Voilà plusieurs semaines qu’on l’alertait, qu’on le tourmentait, qu’on l’enguirlandait même ! Difficile pour Alain Juppé de dormir tranquille depuis que Nicolas Sarkozy a remis sur la table sa marotte 2015 : élaborer pour le parti un « socle commun » idéologique. À peine l’annonce était-elle formulée par ce rival toujours soupçonnable d’un coup pendable que les mises en garde ruisselaient déjà sur la longiligne et imperturbable silhouette de l’édile bordelais. Lors de leur dernière entrevue, le chiraquien Pierre Mazeaud, ancien président du Conseil constitutionnel à qui on ne la fait plus, avait par exemple osé recommander méfiance et vigilance à « Alain », sentant que se cachait dans la proclamation sarkozyste une manœuvre destinée à déstabiliser ce dernier. D’autres, ensuite, l’ont imité, poussant in fine le sage Juppé à se manifester ce mardi en bureau politique.
Un candidat hors famille ?
« Un socle commun pour le parti, oui, mais hors de question que cela engage les candidats à la primaire », a, en substance, énoncé le frondeur au début de la réunion qui se tenait ce 22 septembre, à 18 heures, au siège des Républicains. La réplique du chef de la droite a aussitôt carillonné dans la grande salle de réunion de la rue de Vaugirard : « Ce projet d’alternance sera celui des Républicains, de notre famille politique. »

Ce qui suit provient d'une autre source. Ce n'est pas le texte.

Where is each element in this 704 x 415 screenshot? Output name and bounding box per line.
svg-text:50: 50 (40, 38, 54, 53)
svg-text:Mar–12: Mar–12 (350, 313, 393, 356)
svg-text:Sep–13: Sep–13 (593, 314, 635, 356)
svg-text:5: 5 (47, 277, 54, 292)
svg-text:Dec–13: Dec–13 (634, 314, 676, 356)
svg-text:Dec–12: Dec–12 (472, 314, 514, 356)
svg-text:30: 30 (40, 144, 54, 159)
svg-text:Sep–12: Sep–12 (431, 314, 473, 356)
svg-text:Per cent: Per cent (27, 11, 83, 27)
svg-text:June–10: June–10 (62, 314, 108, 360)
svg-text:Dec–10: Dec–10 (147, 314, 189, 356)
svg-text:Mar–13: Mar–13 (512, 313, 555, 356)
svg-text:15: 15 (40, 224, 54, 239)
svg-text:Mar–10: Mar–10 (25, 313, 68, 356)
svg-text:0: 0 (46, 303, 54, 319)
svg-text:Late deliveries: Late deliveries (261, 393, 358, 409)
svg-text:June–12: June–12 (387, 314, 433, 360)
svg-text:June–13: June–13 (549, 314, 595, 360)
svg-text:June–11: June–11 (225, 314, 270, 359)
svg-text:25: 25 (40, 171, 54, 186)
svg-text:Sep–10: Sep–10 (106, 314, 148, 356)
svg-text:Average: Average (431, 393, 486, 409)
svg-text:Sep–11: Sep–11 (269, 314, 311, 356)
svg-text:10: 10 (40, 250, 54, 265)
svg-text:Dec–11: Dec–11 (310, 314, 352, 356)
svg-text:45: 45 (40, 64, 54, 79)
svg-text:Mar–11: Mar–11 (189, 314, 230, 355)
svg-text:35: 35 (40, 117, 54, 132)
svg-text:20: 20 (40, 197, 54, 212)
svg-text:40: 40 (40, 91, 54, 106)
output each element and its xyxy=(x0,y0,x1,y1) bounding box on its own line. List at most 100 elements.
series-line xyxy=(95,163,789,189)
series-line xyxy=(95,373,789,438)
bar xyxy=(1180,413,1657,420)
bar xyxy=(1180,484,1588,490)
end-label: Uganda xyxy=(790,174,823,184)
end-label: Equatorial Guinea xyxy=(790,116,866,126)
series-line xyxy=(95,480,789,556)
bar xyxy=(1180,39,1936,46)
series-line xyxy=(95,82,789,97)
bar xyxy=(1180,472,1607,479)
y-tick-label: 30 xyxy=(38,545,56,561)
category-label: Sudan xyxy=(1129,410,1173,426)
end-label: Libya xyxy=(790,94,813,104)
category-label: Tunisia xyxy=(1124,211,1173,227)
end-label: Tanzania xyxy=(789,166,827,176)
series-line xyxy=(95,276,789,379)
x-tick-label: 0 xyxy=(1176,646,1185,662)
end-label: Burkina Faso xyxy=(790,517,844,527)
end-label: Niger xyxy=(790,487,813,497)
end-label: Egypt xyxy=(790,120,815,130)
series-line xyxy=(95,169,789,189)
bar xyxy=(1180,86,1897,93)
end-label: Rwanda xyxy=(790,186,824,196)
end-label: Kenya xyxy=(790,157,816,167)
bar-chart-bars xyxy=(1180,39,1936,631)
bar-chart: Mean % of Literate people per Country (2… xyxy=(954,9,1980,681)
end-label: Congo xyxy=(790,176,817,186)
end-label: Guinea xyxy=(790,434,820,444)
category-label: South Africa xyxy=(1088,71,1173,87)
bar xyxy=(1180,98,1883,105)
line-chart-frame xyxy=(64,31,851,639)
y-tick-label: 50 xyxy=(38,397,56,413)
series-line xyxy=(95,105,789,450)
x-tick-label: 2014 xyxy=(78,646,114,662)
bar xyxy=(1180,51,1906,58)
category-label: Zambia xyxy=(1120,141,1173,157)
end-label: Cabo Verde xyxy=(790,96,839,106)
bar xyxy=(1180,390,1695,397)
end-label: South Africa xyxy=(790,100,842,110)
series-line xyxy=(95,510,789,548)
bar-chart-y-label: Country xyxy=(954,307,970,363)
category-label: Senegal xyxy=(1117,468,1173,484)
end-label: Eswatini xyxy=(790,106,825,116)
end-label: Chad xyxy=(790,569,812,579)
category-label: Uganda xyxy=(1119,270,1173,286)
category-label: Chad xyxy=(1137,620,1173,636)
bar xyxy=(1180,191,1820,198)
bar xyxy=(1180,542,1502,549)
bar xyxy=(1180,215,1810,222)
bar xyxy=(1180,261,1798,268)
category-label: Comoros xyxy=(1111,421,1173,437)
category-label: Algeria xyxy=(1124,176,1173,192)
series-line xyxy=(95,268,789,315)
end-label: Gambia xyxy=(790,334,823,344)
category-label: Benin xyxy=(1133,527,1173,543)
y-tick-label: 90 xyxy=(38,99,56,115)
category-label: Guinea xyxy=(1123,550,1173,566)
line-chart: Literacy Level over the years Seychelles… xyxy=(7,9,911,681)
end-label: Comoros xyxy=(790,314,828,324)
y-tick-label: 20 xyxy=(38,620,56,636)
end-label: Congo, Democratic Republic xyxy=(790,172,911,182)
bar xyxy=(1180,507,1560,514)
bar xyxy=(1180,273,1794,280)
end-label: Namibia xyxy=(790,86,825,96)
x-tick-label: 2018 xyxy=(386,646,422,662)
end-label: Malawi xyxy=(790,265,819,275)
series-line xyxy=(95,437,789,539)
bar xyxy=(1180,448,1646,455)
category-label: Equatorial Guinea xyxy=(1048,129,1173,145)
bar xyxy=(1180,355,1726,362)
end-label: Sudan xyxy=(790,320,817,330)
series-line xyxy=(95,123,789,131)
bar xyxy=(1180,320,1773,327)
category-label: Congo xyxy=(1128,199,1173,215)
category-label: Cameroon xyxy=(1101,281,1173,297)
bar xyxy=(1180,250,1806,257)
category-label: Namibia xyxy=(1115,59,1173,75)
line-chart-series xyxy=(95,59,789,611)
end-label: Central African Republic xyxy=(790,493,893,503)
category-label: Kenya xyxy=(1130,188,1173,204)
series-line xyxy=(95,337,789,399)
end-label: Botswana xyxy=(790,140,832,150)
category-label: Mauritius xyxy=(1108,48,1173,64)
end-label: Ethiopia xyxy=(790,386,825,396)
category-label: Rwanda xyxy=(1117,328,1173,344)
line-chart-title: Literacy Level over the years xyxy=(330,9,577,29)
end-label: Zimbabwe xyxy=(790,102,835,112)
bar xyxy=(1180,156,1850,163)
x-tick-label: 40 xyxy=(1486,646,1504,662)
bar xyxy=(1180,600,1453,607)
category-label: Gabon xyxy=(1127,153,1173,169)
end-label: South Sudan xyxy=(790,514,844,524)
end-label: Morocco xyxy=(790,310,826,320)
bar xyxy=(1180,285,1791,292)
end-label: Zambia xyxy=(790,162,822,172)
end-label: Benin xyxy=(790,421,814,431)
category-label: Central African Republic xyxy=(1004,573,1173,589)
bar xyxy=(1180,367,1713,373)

Rassurant ? Pour Juppé, qui s’est empressé de rétorquer : « Les réponses étaient induites, mais j’aime bien qu’elles soient formulées », cela semble ne faire aucun doute. Pourtant… Que sous-entend, que dit presque, le stratège Sarkozy quand, elliptique, il lance à la cantonade que « ce projet d’alternance sera celui des Républicains, de notre famille politique » ? Si l’on tire le fil de sa pensée, une autre conclusion saute aux yeux : tout candidat portant un autre projet que celui validé par le vote des adhérents ne serait pas le candidat des Républicains. Un candidat hors de la famille, un candidat hors cadre en somme. Certainement pas le candidat de la droite.
Un pari risqué
Depuis le début de la compétition, l’ex-président raille la modération et les amitiés centristes du maire de Bordeaux. En l’observant sans broncher prendre ses distances avec le socle commun du mouvement, en lui permettant de s’émanciper en tant que candidat des idées que les militants souhaitent voir portées par leur leader, il emmagasine des billes pour, le jour venu, pointer du doigt cet adversaire coupable de décalage avec la droite. Juppé entrevoit-il la manœuvre ? Sans doute. L’affole-t-elle ? Pas le moins du monde. Sûr que le scrutin de novembre 2016 sera un véritable succès quantitatif, persuadé d’assister à la venue en masse d’électeurs de la droite modérée, du centre et même de la gauche, il estime inutile de veiller à ne pas être mis au ban de sa famille politique par le chef Sarkozy. Risqué.